PS General Slocum. Photo: The National Archives General Slocum Disaster (PD)


112 years ago today, the General Slocum, a passenger steamboat packed with more than 1,300 people, caught fire on the East River and sank. More than 1,000 people lost their lives on that fateful morning.

Formerly the St. Mark’s Evangelical Lutheran Church, now the Community Synagogue Max D. Raiskin Center on East 6th Street between First and Second Avenues. Built in 1847. Photo by Beyond My Ken (CC 4.0)


The boat was filled with mostly women and children parishioners from the St. Mark’s Evangelical Lutheran Church on East 6th Street – the church was a pivotal center for the German-American community of the Lower East Side. The General Slocum had been chartered for their annual picnic excursion and was headed out to Locust Grove in Long Island.

General Slocum burning in East River, fireboat on scene. Originally published in Harper’s June 24, 1904 (PD photo)


While underway on the East River, the boat caught fire. Fueled by oily rags, lamp oil and other flammable liquids, the fire spread out of control, the flames fanned by Captain Van Schaick‘s decision to continue his course into headwinds.

General Slocum disaster first responders on the pier of North Brother Island, 15 June 1904. (PD photo)


In 1904, few people knew how to swim, and the heavy woolen clothing of the day didn’t help. To make matters worse, “safety” equipment aboard was ill-maintained, sub-standard and lacked any oversight or regulation.

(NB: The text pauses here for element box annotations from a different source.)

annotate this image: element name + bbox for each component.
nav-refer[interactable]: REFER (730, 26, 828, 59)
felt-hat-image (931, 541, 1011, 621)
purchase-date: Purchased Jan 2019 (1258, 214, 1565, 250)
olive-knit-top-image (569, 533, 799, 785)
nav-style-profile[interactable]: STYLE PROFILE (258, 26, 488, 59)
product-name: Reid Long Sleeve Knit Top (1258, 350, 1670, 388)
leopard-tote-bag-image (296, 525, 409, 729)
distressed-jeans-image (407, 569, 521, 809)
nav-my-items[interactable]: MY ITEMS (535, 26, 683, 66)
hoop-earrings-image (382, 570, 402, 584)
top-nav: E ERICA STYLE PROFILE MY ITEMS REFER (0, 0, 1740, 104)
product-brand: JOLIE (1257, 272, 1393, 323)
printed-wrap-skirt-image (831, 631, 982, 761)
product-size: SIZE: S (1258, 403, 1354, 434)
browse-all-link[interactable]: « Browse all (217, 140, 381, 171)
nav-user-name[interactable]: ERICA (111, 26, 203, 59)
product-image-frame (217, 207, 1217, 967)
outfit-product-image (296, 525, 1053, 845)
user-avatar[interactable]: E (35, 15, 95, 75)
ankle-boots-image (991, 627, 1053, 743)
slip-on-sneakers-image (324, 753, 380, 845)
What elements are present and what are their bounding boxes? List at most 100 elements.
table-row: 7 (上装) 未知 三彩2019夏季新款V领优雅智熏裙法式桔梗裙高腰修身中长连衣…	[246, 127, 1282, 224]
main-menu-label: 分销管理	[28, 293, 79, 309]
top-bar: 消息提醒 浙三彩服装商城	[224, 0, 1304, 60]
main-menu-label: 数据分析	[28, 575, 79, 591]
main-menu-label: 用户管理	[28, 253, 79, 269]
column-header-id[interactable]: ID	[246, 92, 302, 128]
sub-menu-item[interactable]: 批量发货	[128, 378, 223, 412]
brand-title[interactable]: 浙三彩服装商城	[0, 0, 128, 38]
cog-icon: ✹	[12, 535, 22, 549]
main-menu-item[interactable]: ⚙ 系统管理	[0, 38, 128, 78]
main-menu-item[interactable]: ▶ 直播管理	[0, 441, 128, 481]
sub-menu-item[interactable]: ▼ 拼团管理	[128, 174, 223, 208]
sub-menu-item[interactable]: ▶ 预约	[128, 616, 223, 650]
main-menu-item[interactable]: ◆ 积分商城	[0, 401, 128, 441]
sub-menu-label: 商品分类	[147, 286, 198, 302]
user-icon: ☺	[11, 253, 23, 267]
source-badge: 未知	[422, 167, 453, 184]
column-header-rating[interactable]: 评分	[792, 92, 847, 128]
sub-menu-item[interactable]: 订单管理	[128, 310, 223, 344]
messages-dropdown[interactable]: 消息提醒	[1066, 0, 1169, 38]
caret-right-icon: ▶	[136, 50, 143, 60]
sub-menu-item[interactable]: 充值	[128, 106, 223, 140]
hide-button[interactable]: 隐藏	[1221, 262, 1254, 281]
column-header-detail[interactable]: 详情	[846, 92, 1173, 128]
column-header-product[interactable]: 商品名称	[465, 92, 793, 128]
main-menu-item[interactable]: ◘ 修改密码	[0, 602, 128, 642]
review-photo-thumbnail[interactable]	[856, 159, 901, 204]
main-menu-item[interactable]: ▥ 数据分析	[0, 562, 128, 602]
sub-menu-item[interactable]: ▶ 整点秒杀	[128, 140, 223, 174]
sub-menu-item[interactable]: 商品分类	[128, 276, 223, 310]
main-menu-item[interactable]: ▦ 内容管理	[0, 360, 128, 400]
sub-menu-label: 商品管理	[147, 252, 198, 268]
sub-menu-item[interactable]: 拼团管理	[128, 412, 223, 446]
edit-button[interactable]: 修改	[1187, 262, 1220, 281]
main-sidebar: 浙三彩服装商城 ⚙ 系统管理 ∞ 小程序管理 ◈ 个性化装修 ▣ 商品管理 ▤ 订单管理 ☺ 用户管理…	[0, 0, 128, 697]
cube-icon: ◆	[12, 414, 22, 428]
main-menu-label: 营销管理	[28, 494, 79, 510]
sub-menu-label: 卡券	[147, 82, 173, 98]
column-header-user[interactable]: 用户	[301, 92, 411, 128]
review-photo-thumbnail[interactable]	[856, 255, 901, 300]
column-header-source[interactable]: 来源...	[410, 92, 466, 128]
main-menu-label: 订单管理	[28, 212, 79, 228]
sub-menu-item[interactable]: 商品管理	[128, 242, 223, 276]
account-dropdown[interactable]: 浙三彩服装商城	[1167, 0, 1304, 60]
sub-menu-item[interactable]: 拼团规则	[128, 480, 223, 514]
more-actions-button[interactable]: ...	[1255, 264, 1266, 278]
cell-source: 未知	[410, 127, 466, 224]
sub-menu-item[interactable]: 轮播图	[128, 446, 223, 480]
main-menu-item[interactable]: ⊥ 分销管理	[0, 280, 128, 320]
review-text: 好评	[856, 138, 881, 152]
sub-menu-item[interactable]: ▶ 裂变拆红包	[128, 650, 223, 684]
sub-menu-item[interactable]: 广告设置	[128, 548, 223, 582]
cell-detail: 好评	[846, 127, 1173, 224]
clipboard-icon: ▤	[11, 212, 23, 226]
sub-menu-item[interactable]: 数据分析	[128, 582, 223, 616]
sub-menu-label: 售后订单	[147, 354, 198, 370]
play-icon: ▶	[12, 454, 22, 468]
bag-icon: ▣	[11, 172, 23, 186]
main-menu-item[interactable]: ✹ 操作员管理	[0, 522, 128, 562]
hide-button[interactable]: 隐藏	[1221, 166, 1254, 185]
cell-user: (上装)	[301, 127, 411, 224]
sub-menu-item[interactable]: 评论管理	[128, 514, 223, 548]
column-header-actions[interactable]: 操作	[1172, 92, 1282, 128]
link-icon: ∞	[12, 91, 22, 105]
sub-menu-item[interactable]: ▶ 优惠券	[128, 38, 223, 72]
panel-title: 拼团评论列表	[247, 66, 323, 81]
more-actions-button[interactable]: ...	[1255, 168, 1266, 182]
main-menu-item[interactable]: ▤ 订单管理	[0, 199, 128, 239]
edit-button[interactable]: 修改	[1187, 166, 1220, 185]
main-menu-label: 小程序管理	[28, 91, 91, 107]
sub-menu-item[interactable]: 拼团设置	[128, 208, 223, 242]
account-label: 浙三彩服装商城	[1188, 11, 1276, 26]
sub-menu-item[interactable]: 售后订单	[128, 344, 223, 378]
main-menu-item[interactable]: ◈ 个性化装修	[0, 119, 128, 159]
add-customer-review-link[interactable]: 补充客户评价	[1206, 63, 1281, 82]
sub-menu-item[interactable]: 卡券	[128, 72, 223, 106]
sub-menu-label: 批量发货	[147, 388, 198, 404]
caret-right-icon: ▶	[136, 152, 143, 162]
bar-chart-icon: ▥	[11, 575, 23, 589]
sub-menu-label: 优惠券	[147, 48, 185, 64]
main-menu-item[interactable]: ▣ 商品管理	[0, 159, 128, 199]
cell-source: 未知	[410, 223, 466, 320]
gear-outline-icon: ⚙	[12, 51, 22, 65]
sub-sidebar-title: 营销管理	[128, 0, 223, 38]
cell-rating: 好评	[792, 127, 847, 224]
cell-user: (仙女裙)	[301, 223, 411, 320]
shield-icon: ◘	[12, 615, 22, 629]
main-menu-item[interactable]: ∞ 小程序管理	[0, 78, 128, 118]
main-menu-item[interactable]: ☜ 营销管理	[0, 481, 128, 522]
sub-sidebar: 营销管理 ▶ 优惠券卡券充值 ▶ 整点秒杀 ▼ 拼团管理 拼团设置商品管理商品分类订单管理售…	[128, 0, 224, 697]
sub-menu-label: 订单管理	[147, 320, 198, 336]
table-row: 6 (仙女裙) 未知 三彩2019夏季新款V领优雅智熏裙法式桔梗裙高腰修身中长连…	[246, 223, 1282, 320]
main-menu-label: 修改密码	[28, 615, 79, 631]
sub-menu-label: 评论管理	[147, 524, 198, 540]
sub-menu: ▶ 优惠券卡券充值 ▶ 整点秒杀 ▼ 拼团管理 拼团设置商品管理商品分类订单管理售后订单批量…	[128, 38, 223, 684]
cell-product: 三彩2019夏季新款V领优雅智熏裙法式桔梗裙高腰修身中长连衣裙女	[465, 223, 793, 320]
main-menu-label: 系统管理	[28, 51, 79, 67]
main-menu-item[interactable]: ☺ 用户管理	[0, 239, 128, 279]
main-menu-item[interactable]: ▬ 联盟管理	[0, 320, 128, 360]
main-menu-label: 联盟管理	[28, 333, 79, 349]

Victims of the General Slocum washed ashore at North Brother Island. (PD photo)


Wikipedia: Although the captain was ultimately responsible for the safety of passengers, the owners had made no effort to maintain or replace the ship’s safety equipment. The fire hoses had been allowed to rot, and fell apart when the crew tried to put out the fire. The crew had never practiced a fire drill, and the lifeboats were tied up and inaccessible. (Some claim they were wired and painted in place.) 

Survivors reported that the life preservers were useless and fell apart in their hands. Desperate mothers placed life jackets on their children and tossed them into the water, only to watch in horror as their children sank instead of floating.

Memorial to the General Slocum disaster, Tompkins Square Park, Lower East Side, Manhattan. (PD photo)


General Slocum sank in shallow water near North Brother Island. There were just 321 survivors. The disaster compelled federal and state legislators to improve oversight and regulation of emergency equipment on all passenger ships.

In 1906, a marble memorial fountain was erected at Tompkins Square Park where it still stands today.